The central Atlantic ocean has cooled a little over the last month, and the cold pool that’s been there for what must be a couple of years now has become a little better organised. There are still plenty of pockets of very warm water pulsing south of Newfoundland from the east coast of America, and a noticeable warming of the North sea, probably brought about by the recent exceptional warm start to September in central Europe. The other thing that I noticed was that the warm anomalies of +2 to +3 have now gone from the Davis Straits and the Labrador sea, but the warm anomalous area to the west of Portugal have persisted. Here are two charts of sea surface temperature [SST] anomalies from the last month for comparison. I don’t know what this means for the coming autumn and winter in western Europe, possible another progressive and occasionally stormy affair like the last year.
I know it’s not quite the end of July , but I thought I would produce anomaly charts for mean sea level pressure [MSLP] so far this month, and see what influence the atmospheric circulation may have had on rainfall in parts of the south and east England. Quite a simple anomaly chart in truth, up to the 24th of the month there was a belt of lower than average pressure over the central Atlantic (-4 hPa) and higher than average pressure over Greenland (+7 hPa) and central Europe (+3 hPa). The British Isles is sandwiched between the two, with the zero anomaly running WSW-ENE across northern England with higher than average pressure to the south and lower than average to the north. The belt of anomalous low pressure in the central Atlantic ties in nicely with the lower than average sea surface temperatures [SST] in the central Atlantic. This kind of flow would have produced rather cloudy weather in the north albeit rather warm and muggy at times, the closeness of the high pressure ridge over central France would also would explain the low rainfall totals in the south. This might be a slightly better explanation than the “random distribution of showers” that Matt Taylor proffered on twitter as the reason, but I’ll leave it to you to be the final arbiter on that.
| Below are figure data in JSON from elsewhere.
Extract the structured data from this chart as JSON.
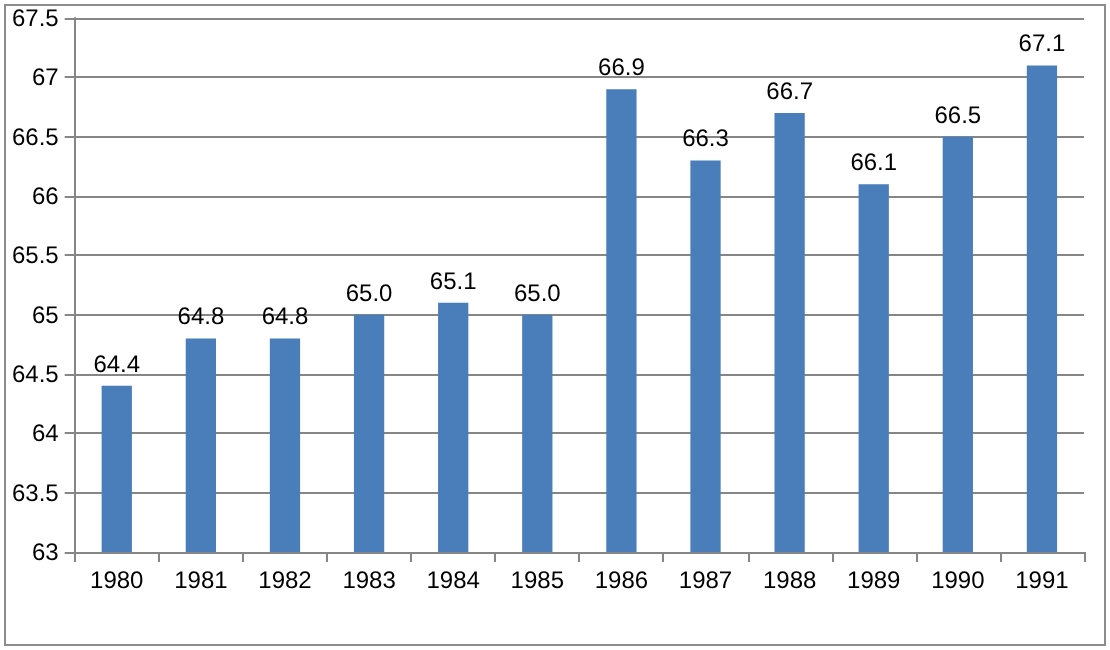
{
  "chart_data": {
    "type": "bar",
    "categories": [
      "1980",
      "1981",
      "1982",
      "1983",
      "1984",
      "1985",
      "1986",
      "1987",
      "1988",
      "1989",
      "1990",
      "1991"
    ],
    "values": [
      64.4,
      64.8,
      64.8,
      65.0,
      65.1,
      65.0,
      66.9,
      66.3,
      66.7,
      66.1,
      66.5,
      67.1
    ],
    "value_labels": [
      "64.4",
      "64.8",
      "64.8",
      "65.0",
      "65.1",
      "65.0",
      "66.9",
      "66.3",
      "66.7",
      "66.1",
      "66.5",
      "67.1"
    ],
    "color": "#4a7ebb",
    "ylim": [
      63,
      67.5
    ],
    "yticks": [
      63,
      63.5,
      64,
      64.5,
      65,
      65.5,
      66,
      66.5,
      67,
      67.5
    ],
    "grid": "y"
  }
}
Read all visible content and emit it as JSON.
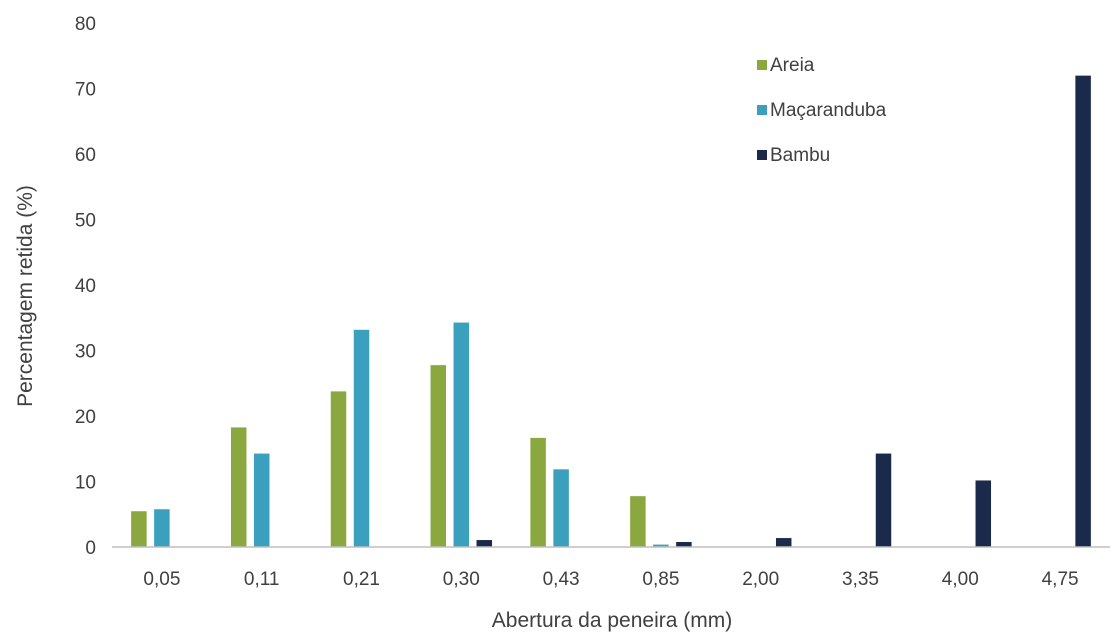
{
  "chart_data": {
    "type": "bar",
    "xlabel": "Abertura da peneira (mm)",
    "ylabel": "Percentagem retida (%)",
    "categories": [
      "0,05",
      "0,11",
      "0,21",
      "0,30",
      "0,43",
      "0,85",
      "2,00",
      "3,35",
      "4,00",
      "4,75"
    ],
    "ylim": [
      0,
      80
    ],
    "yticks": [
      "0",
      "10",
      "20",
      "30",
      "40",
      "50",
      "60",
      "70",
      "80"
    ],
    "grid": false,
    "legend_position": "top-right",
    "series": [
      {
        "name": "Areia",
        "color": "#8aa83f",
        "values": [
          5.5,
          18.3,
          23.8,
          27.8,
          16.7,
          7.8,
          0,
          0,
          0,
          0
        ]
      },
      {
        "name": "Maçaranduba",
        "color": "#3aa0bd",
        "values": [
          5.8,
          14.3,
          33.2,
          34.3,
          11.9,
          0.4,
          0,
          0,
          0,
          0
        ]
      },
      {
        "name": "Bambu",
        "color": "#1b2a4a",
        "values": [
          0,
          0,
          0,
          1.1,
          0,
          0.8,
          1.4,
          14.3,
          10.2,
          72.0
        ]
      }
    ]
  }
}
The cooler water in the central Atlantic persists, not because it’s that’s cool more because it’s surrounded by warm waters to the north, east and now west. The southwest approaches and Biscay both have positive anomalous Sea Surface Temperatures [SST] of +2°C, although curiously the SST’s in the English Channel south of the Isle of Wight are near average. If you look back to as recently as early May these anomalies did not exist. Massive areas of warmer than average SST north of Iceland and west of Svalbard persist with anomalies as high as +4°C – will that area ever see sea ice again? In comparison the Mediterranean looks quite normal. I’m just wondering what these latest SST values spell out for the coming Autumn and Winter.
There’s some kind of Kelvin-Helmholtz effect going on in the central Pacific, and I mean in the SST anomalies and not in the sky, as the last vestiges of the recent El Nino collapses to make way for a La Nina event that will start later this year perhaps. These pulses of cold and warm SST anomalies are definitely very fractal like, and I’m sure there is probably an explanation to this effect, but you won’t get it from this blog unless someone kindly posts us the answer in a comment!